Maybe that just turns into the world’s slowest UDP network in existence. However, I think it has a real chance of making it easier to detect real people (i.e., folks that have a small number of overlapping addresses). The virtual mailbox the other person gave has 3,000 addresses… if you assume 5 people per mailing address is normal that’s 15,000 bots total before things start getting fishy if you’ve evenly distributed all of those addresses. If you’ve got 3,000 accounts at the same address, that’s very fishy. Addresses also change a lot less frequently than IP addresses, so a physical address ban is a much more strict deterrent.

Dark_Arc ,
@Dark_Arc@social.packetloss.gg avatar

Hm… I’m not sure if this is enough to defeat the strategy.

It looks like even with that service, you have to sign up for Form 1583.

Even if they’re willing in incur the cost, there’s a real paper trail pointing back to a real person or organization. In other words, the bot operator can be identified.

As you note, this is yet another additional cost. So, you’d have say … $2-3 for the card + an address for the account. If you require every unique address to have no more than 1 account … that’s $13 per bot plus a paper trail to set everything up.

That certainly wouldn’t stop every bot out there … but the chances of a large scale bot farms operating seem like they would be significantly deterred, no?

QuadratureSurfer ,
@QuadratureSurfer@lemmy.world avatar

That’s a good point. I didn’t know about the USPS Form 1583 for virtual mailboxes… Although that is a U.S. specific thing, so finding a similar service in a country that doesn’t care so much might be the way to go about that.

Dark_Arc ,
@Dark_Arc@social.packetloss.gg avatar

True, though presumably users in those places would be stuck with the “less trustworthy” instances (and ideally, would be able to get their local laws changed to make themselves more trust worthy).

It’s definitely not perfectly moral… but little in the world is and maybe it’s sufficient pragmatic.

QuadratureSurfer ,
@QuadratureSurfer@lemmy.world avatar

Yeah, the other thing I could see happening is a similar tactic used by scammers where they use Mules who pick up mail from various Airbnbs throughout whatever country, but this would definitely limit most bot operations… Unless some organization specializes in this and just offers some service to create a bunch of accounts for anyone willing to pay.

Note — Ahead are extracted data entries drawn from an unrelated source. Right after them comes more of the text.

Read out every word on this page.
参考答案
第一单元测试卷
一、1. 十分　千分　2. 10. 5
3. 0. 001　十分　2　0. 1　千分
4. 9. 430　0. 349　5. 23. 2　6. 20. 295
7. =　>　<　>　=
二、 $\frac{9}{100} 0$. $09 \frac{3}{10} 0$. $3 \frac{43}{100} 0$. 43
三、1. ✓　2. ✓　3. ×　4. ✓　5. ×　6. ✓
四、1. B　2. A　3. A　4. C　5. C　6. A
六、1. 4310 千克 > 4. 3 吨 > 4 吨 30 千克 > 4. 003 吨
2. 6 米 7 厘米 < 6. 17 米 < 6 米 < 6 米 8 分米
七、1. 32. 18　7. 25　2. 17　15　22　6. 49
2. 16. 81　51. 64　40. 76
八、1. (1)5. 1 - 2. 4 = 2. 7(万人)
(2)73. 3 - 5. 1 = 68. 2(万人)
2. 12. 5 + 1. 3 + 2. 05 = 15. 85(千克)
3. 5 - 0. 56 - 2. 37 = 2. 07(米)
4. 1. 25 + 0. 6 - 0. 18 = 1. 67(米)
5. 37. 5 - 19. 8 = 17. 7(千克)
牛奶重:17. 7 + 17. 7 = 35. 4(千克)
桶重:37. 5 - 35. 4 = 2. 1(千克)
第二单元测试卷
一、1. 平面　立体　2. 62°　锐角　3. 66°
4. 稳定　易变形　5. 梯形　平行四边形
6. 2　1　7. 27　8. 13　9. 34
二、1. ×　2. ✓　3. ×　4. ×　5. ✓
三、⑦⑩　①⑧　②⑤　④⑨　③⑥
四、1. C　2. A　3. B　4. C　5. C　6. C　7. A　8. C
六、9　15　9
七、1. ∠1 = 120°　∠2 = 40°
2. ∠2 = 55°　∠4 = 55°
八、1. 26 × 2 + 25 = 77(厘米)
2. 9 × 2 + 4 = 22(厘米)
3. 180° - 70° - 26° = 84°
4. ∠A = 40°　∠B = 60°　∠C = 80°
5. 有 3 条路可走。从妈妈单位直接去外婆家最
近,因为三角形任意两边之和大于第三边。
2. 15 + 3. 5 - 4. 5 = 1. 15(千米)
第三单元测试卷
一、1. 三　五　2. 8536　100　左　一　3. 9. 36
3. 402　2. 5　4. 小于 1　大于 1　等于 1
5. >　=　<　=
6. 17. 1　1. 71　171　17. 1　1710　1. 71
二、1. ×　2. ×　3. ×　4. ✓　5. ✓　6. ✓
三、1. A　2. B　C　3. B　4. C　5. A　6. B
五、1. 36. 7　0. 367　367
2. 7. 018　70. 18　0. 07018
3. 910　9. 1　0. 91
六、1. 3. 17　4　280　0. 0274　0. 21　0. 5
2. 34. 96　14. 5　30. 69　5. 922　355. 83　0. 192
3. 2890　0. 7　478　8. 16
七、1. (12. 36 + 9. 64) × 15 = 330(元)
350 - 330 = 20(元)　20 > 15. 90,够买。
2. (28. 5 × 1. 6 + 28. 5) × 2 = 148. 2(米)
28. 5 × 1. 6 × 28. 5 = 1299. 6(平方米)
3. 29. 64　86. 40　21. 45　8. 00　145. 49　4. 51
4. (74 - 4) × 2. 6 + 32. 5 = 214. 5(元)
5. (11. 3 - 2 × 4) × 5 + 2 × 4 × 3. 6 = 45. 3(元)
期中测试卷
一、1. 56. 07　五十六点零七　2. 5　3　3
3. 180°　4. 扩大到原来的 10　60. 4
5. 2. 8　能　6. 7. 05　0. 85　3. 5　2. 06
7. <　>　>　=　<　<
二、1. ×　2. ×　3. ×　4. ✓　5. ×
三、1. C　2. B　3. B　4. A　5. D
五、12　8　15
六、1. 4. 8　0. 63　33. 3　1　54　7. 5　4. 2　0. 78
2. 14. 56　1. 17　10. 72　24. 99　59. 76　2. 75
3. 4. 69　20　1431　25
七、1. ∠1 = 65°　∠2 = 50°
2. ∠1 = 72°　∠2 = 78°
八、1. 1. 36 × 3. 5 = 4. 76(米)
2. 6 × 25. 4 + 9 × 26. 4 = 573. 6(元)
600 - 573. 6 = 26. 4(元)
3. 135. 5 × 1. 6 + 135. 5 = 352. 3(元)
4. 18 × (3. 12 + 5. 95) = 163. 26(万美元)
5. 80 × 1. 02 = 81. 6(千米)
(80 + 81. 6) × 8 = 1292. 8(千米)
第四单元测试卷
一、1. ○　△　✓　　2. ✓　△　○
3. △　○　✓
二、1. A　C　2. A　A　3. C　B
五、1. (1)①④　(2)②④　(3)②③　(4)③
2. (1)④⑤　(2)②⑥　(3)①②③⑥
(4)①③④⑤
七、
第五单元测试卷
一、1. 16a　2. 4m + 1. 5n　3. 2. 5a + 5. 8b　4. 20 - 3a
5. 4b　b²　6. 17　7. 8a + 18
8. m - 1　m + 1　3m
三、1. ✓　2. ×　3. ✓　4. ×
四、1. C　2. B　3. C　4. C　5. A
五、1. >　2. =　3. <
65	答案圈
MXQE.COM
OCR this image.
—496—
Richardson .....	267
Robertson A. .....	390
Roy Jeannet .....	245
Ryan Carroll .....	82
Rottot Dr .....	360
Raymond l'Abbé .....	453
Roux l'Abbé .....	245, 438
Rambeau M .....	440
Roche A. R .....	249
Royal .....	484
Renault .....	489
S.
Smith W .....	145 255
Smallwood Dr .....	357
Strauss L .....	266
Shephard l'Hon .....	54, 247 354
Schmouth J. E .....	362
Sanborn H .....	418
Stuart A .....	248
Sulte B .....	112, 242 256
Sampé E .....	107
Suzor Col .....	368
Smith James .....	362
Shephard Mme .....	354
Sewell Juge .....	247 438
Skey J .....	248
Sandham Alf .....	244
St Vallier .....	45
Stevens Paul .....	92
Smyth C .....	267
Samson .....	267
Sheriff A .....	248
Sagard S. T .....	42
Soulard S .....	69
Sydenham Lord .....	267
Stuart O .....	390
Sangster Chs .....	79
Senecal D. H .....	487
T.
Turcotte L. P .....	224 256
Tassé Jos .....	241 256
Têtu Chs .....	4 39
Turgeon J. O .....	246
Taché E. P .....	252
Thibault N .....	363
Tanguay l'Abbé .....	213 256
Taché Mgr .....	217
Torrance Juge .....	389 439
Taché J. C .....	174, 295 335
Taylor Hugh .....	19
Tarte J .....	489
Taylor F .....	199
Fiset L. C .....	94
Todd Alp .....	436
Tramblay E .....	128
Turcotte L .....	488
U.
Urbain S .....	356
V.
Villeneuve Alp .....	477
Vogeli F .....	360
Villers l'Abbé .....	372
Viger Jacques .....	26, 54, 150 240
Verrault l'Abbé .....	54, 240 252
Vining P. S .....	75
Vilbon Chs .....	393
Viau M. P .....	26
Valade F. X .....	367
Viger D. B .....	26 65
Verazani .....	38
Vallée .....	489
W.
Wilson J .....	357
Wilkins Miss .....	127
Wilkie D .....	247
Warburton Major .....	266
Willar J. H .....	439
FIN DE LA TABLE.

Also, how many accounts would you limit to a single address, and how long would you lock up an address before it could be used again (given that people do move around from time to time).

edit:typo.

Scribble902 ,

I was thinking physical mail too. But I think It definitely would require some sort of system that is either third party or government backed that annonomyses you like how the covid Bluetooth tracing system worked (stupidly called track and trace in the UK). Plus you’d have to interact with someone at a postal office to legitimise it. But I’m talking, just a worker at a counter.

So you’d get a one time unique annonomysed postal address. You go to a post office and hand your letter over to someone. You, and perhaps they, will not know the address, but the system will. Maybe a process which re-envelopes the letter down the line into a letter with the real address on.

This way, you’ve kept the server owner private and you’ve had to involve some form of person to person interaction meaning, not a bot!

This system could be used for all sorts of verification other than for socal media so may have enough incentive for governments/3rd partys to set up to use beyond that.

Could it be abused though and if how are there solutions to mitigate them?